Giriş: Dispne mide kanserinin çok nadir görülen bir prezentasyonudur.Kalp metastazı ise çok çok nadir görülmektedir. Bizim vakamız mide taşlı yüzük hücreli kanserinin prezentasyonu ve seyri ile olağandışı bir metastaz vakası olması sebebi ile sunulmaktadır.
Olgu: Daha önce bilinen hipertansiyon ve obezite tanılı 54 yaşında erkek hasta nefes darlığıyla başvurduğu göğüs hastalıkları bölümünde toraks BT`de Mediastinal ve hiler LAP`lar (metastatik?),özefagus duvarı ve mide antrumunda duvar kalınlaşmaları, Sağda belirgin bilateral peribronkovasküler, interlober septal kalınlaşmalar. Plevral-perikardial efüzyon saptandı. Bronkoskopide Sağ orta lob ayrım karinası ve üst lob segment ağzından mukoza biyopsisi alındı. Biyopsi; adenokarsinom, tümör taşlı yüzük hücreli karsinom özelliğinde olarak raporlandı. Endoskopide büyük kurvatur distalinde yaklaşık 2 cm'lik subepitelyal lezyon izlendi. Adenokarsinom olarak raporlandı. Hastaya yapılan Ekoda Sol ventrikül arka duvarı, sağ ventrikül önünde perikardiyal sıvı gözlendi EF %65 olarak hesaplandı. TEE ile aylık takip önerildi. Hastaya Metastatik mide adenokanseri tanısıyla palyatif DFC rejimi başlandı. İkinci kür öncesi yapılan TEE`de İnferior bazal-orta ile anterior duvar hipokinetik, diğer duvar hareketlerinde belirgin bozukluk gözlenen,EF:%50 olarak hesaplanan hastanın miyorkard perfüzyon sintigrafisi sol ventrikül inferior duvarda hipokinezi izlenmiş olup, global ejeksiyon fraksiyonu %42 olarak hesaplandı.Perikardiyostomi yapıldı, patoloji; taşlı yüzük hücreli adenokarsinoma infiltrasyonu gösteren perikarda ait fibröz doku örnekleri olarak yorumlandı. Takiplerinde covid öyküsü nedeniyle yoğun bakım yatış gereksinimi olan hastada performans durumu nedeniyle haftalık paklitaksel tercih edildi. 6. Hafta paklitaksel sonrası yapılan PET-CT`de önceki incelemeye kıyasla kemik yapılarda multipl alanda, her iki akciğerde ve tiroidde tanımlanan aktivite artışları yeni gelişimli olarak raporlandı, progresyon olarak değerlendirilen hastaya metronomik kapesitabin ve paklitaksel tedavisi olarak planlandı. Genel durumu stabil tedavisi devam etmektedir.

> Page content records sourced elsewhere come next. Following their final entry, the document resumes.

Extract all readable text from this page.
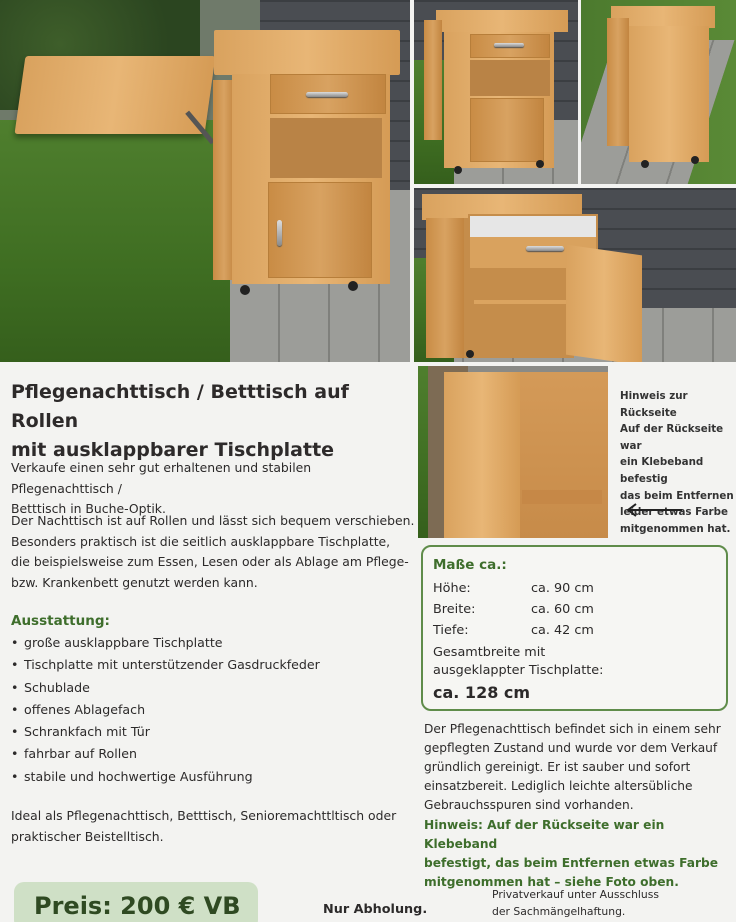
Hinweis zur Rückseite
Auf der Rückseite war
ein Klebeband befestig
das beim Entfernen
leider etwas Farbe
mitgenommen hat.
Pflegenachttisch / Betttisch auf Rollen
mit ausklappbarer Tischplatte
Verkaufe einen sehr gut erhaltenen und stabilen Pflegenachttisch /
Betttisch in Buche-Optik.
Der Nachttisch ist auf Rollen und lässt sich bequem verschieben.
Besonders praktisch ist die seitlich ausklappbare Tischplatte,
die beispielsweise zum Essen, Lesen oder als Ablage am Pflege-
bzw. Krankenbett genutzt werden kann.
Ausstattung:
• große ausklappbare Tischplatte
• Tischplatte mit unterstützender Gasdruckfeder
• Schublade
• offenes Ablagefach
• Schrankfach mit Tür
• fahrbar auf Rollen
• stabile und hochwertige Ausführung
Ideal als Pflegenachttisch, Betttisch, Senioremachttltisch oder
praktischer Beistelltisch.
Preis: 200 € VB	Nur Abholung.
Privatverkauf unter Ausschluss
der Sachmängelhaftung.
Maße ca.:
Höhe:	ca. 90 cm
Breite:	ca. 60 cm
Tiefe:	ca. 42 cm
Gesamtbreite mit
ausgeklappter Tischplatte:
ca. 128 cm
Der Pflegenachttisch befindet sich in einem sehr
gepflegten Zustand und wurde vor dem Verkauf
gründlich gereinigt. Er ist sauber und sofort
einsatzbereit. Lediglich leichte altersübliche
Gebrauchsspuren sind vorhanden.
Hinweis: Auf der Rückseite war ein Klebeband
befestigt, das beim Entfernen etwas Farbe
mitgenommen hat – siehe Foto oben.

Tartışma ve Sonuç: Klinisyenler, açıklanamayan nefes darlığı, taşikardi, aritmi veya kalp yetmezliği
semptomları geliştiren, malignitesi olduğu bilinen herhangi bir hastada perikardiyal hastalığı da
düşünmelidir. Olgumuzu özellikli yapan ise tanı ve takip sürecinin tipik gastrik karsinom
olgularından farklı seyretmesi olmuştur.